Projenin ilk cildi “Türkiye’de Sanayileşmenin Yeni Boyutları ve KİT’ler” başlık olarak teknik ama içerik bakımından “bugüne de” ışık tutacak nitelikte. Henüz cep telefonunun olmadığı, internetin ülkemizde tanınmadığı, özel radyo ve televizyonların yasasız bir şekilde gecekondu gibi yayına başladığı, Özal’ın cumhurbaşkanı, Demirel’in başbakan olduğu bu yılda (kitabın yayınlandığı 1993) şu yazılanlar bugünü anlatıyor aslında:
“1960’larda teknolojik düzey ve üretkenlik açısından Türkiye ile aynı sıralarda, hatta daha gerilerde yer alan bazı Pasifik ve Uzakdoğu ülkeleri teknolojide ve üretimde sıçramalar yaparken, Türk sanayii, kendi teknolojisini de (belli bir ölçüde) üreten, yenilikçi bir üretim mekanizması kuramamış, son tahlilde, sanayileşmiş ülkeler grubu içindeki eskilerle ve kervana sonradan katılan yenilerle arayı, belki de kapatılamayacak kadar çok açmıştır.”

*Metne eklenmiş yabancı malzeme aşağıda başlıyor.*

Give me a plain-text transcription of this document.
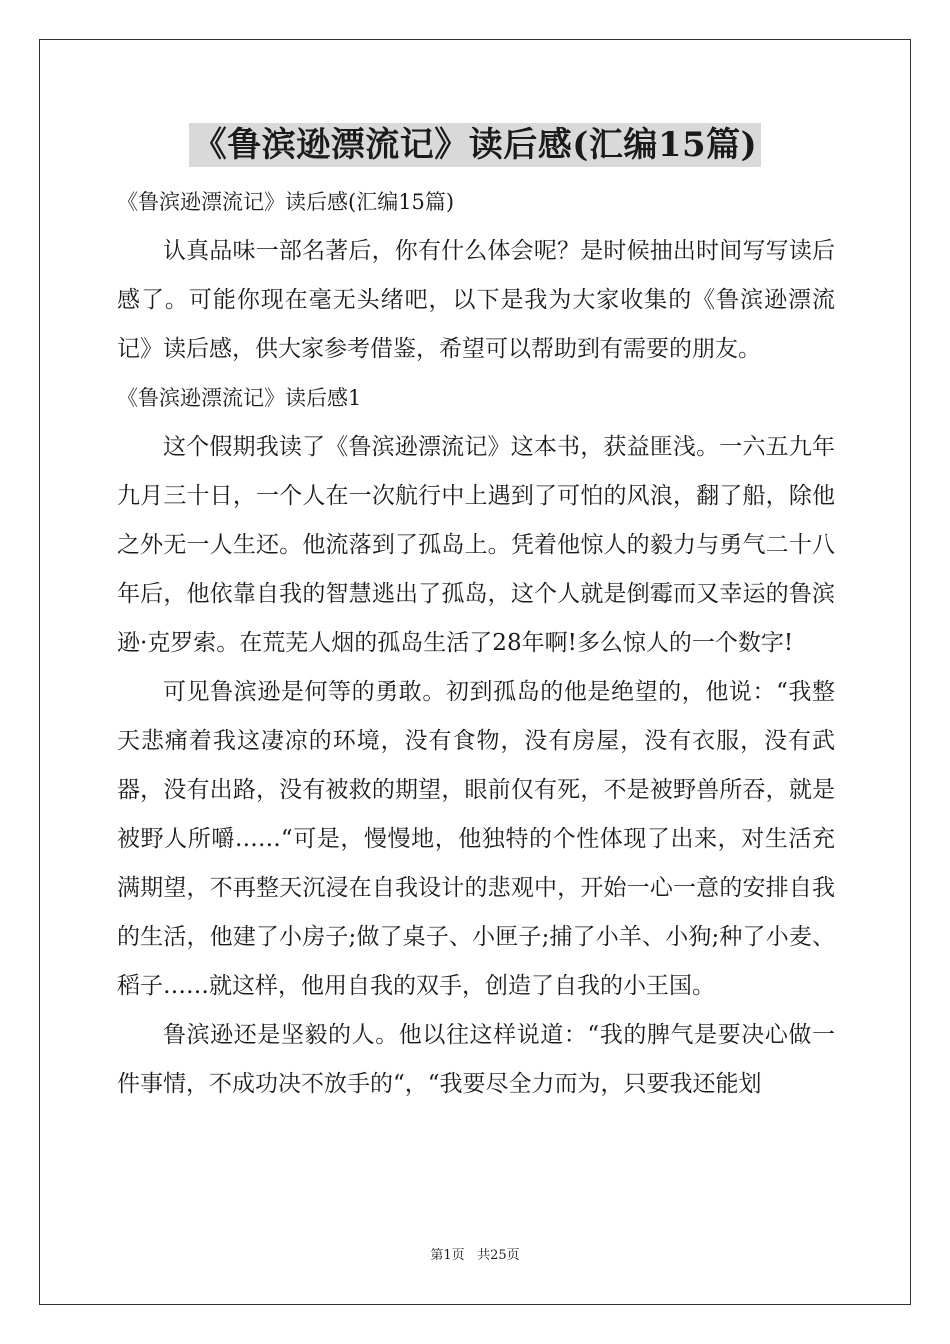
《鲁滨逊漂流记》读后感(汇编15篇)

《鲁滨逊漂流记》读后感(汇编15篇)

认真品味一部名著后，你有什么体会呢？是时候抽出时间写写读后感了。可能你现在毫无头绪吧，以下是我为大家收集的《鲁滨逊漂流记》读后感，供大家参考借鉴，希望可以帮助到有需要的朋友。

《鲁滨逊漂流记》读后感1

这个假期我读了《鲁滨逊漂流记》这本书，获益匪浅。一六五九年九月三十日，一个人在一次航行中上遇到了可怕的风浪，翻了船，除他之外无一人生还。他流落到了孤岛上。凭着他惊人的毅力与勇气二十八年后，他依靠自我的智慧逃出了孤岛，这个人就是倒霉而又幸运的鲁滨逊·克罗索。在荒芜人烟的孤岛生活了28年啊!多么惊人的一个数字!

可见鲁滨逊是何等的勇敢。初到孤岛的他是绝望的，他说：“我整天悲痛着我这凄凉的环境，没有食物，没有房屋，没有衣服，没有武器，没有出路，没有被救的期望，眼前仅有死，不是被野兽所吞，就是被野人所嚼……“可是，慢慢地，他独特的个性体现了出来，对生活充满期望，不再整天沉浸在自我设计的悲观中，开始一心一意的安排自我的生活，他建了小房子;做了桌子、小匣子;捕了小羊、小狗;种了小麦、稻子……就这样，他用自我的双手，创造了自我的小王国。

鲁滨逊还是坚毅的人。他以往这样说道：“我的脾气是要决心做一件事情，不成功决不放手的“，“我要尽全力而为，只要我还能划

第1页 共25页
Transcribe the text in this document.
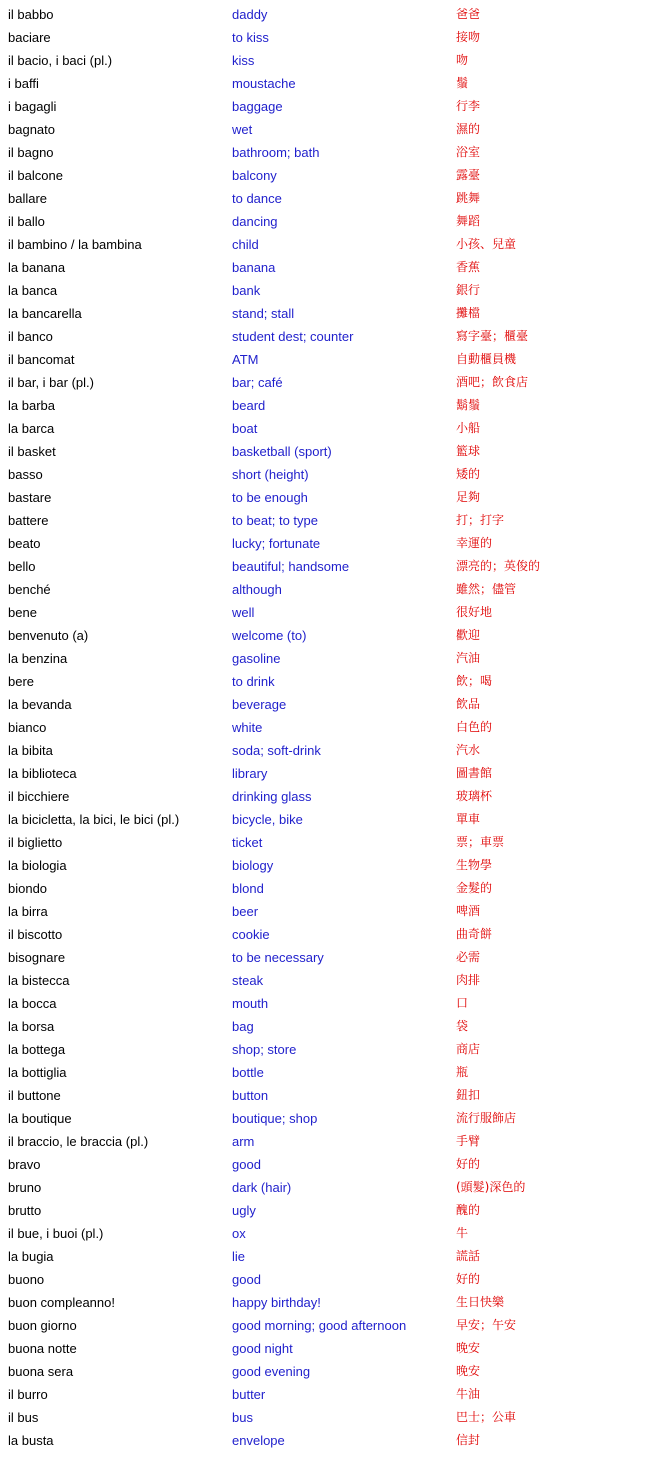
il babbo	daddy	爸爸
baciare	to kiss	接吻
il bacio, i baci (pl.)	kiss	吻
i baffi	moustache	鬚
i bagagli	baggage	行李
bagnato	wet	濕的
il bagno	bathroom; bath	浴室
il balcone	balcony	露臺
ballare	to dance	跳舞
il ballo	dancing	舞蹈
il bambino / la bambina	child	小孩、兒童
la banana	banana	香蕉
la banca	bank	銀行
la bancarella	stand; stall	攤檔
il banco	student dest; counter	寫字臺；櫃臺
il bancomat	ATM	自動櫃員機
il bar, i bar (pl.)	bar; café	酒吧；飲食店
la barba	beard	鬍鬚
la barca	boat	小船
il basket	basketball (sport)	籃球
basso	short (height)	矮的
bastare	to be enough	足夠
battere	to beat; to type	打；打字
beato	lucky; fortunate	幸運的
bello	beautiful; handsome	漂亮的；英俊的
benché	although	雖然；儘管
bene	well	很好地
benvenuto (a)	welcome (to)	歡迎
la benzina	gasoline	汽油
bere	to drink	飲；喝
la bevanda	beverage	飲品
bianco	white	白色的
la bibita	soda; soft-drink	汽水
la biblioteca	library	圖書館
il bicchiere	drinking glass	玻璃杯
la bicicletta, la bici, le bici (pl.)	bicycle, bike	單車
il biglietto	ticket	票；車票
la biologia	biology	生物學
biondo	blond	金髮的
la birra	beer	啤酒
il biscotto	cookie	曲奇餅
bisognare	to be necessary	必需
la bistecca	steak	肉排
la bocca	mouth	口
la borsa	bag	袋
la bottega	shop; store	商店
la bottiglia	bottle	瓶
il buttone	button	鈕扣
la boutique	boutique; shop	流行服飾店
il braccio, le braccia (pl.)	arm	手臂
bravo	good	好的
bruno	dark (hair)	(頭髮)深色的
brutto	ugly	醜的
il bue, i buoi (pl.)	ox	牛
la bugia	lie	謊話
buono	good	好的
buon compleanno!	happy birthday!	生日快樂
buon giorno	good morning; good afternoon	早安；午安
buona notte	good night	晚安
buona sera	good evening	晚安
il burro	butter	牛油
il bus	bus	巴士；公車
la busta	envelope	信封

“Tarihin bu kesitinde Türkiye, sanayi toplumunun daha ötesine, bilgiye dayalı ekonomi ve topluma geçiş için son şansını kullanma durumundadır. Çünkü sanayileşme tek başına bir hedef olarak seçildiğinde, 20’inci yüzyıla demir atmak anlamına da gelebilir. Nihai hedef, sanayi ötesi topluma geçebilmek için bir sanayileşme modelinin aranmasıdır.” (s.64)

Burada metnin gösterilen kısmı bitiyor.